Gyorgy Kepes re-established the relationship between scientific investigation and artistic expression on the cusp of the digital revolution by correlating scientific imaging with contemporary abstract art [New Landscape in Art and Science]. Frei Otto devised open taxonomies for ‘natural structures’ and included in this category procedurally optimized engineering systems for which he built analog computation models [Natural Models and Lightweight Structures]. Buckminster Fuller developed – along with his part-to-whole concept of energy and synergy –a geometrical system of tetrahedron and octahedrons. It became the basis for the geodesic dome, which, as was later discovered, resembled the molecular structure of the fullerene [Synergetics and Fullerenes]. He related his studies on tension networks to radiolaria in order to understand the properties of ‘skeletal’ structures.
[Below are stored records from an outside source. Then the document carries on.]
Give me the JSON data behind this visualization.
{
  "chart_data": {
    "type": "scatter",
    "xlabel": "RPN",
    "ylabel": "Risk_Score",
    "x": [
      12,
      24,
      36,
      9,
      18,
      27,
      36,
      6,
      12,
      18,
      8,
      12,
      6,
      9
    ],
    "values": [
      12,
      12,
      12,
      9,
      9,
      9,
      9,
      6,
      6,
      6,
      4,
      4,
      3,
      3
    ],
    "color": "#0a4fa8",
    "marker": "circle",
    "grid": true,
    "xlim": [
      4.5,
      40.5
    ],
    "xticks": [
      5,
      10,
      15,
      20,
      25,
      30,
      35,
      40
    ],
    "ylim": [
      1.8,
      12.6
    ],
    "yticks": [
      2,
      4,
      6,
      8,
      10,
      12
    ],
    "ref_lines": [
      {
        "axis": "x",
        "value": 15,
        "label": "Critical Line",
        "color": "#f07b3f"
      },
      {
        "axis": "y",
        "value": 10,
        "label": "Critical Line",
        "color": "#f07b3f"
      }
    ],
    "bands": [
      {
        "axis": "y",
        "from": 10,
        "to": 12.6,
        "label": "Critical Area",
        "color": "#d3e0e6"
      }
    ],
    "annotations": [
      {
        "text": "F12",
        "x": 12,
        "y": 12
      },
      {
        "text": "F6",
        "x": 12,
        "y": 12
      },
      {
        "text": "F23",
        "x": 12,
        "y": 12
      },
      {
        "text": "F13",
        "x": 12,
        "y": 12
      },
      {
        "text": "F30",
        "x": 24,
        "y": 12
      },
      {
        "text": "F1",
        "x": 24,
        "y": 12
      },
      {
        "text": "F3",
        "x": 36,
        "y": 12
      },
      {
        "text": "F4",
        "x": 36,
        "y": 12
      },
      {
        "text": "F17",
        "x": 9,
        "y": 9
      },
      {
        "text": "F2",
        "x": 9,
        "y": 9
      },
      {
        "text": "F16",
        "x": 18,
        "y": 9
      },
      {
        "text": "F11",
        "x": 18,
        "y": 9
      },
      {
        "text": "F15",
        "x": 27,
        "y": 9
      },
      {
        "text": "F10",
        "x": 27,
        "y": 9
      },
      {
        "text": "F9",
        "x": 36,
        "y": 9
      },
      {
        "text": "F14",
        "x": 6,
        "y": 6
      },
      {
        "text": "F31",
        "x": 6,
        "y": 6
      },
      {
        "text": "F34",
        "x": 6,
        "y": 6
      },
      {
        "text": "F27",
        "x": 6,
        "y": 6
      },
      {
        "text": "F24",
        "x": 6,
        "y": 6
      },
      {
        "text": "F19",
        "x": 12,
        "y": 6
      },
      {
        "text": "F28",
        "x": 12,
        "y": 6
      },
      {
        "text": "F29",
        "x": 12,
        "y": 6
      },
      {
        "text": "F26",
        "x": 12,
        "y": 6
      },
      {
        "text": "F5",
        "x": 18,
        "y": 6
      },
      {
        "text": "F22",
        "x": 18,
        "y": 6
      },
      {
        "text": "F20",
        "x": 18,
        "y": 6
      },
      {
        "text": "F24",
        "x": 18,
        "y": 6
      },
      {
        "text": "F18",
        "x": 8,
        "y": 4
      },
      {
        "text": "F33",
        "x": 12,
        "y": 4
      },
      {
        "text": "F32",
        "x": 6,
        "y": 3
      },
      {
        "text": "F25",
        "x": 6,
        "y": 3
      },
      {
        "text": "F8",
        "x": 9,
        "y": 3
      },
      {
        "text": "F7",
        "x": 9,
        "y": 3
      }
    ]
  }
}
Robert Le Ricolais like Haeckel, studied radiolaria, and like Fuller, was interested in the tensional integrity of such natural structures, which inspired his tensegrity models and space frame structures [Experiments in Structure]. Anne Griswold Tyng related morphology and geometry, specifically the study of platonic form to human consciousness, and wrote extensively on gender issues in architecture [Anatomy of Form].

Christopher Langton defined Artificial Life as ‘life as it could be’ and attempted to expand the field of biology beyond carbon based organisms to include human initiated living systems and synthetic natures [Artificial Life]. Aristid Lindenmayer developed a formal system for rewriting strings of symbols that describe the developmental processes of plant structures and their behaviors [Synthetic Plants]. Stephen Wolfram ran cellular automata to show that computation must be explored experimentally, and that we could compute the physical universe if we only had enough CPU power [New Kind of Science]. Benoit Mandelbrot developed a theory of self-similarity in natural systems and coined the term “fractal” [Geometry of Roughness].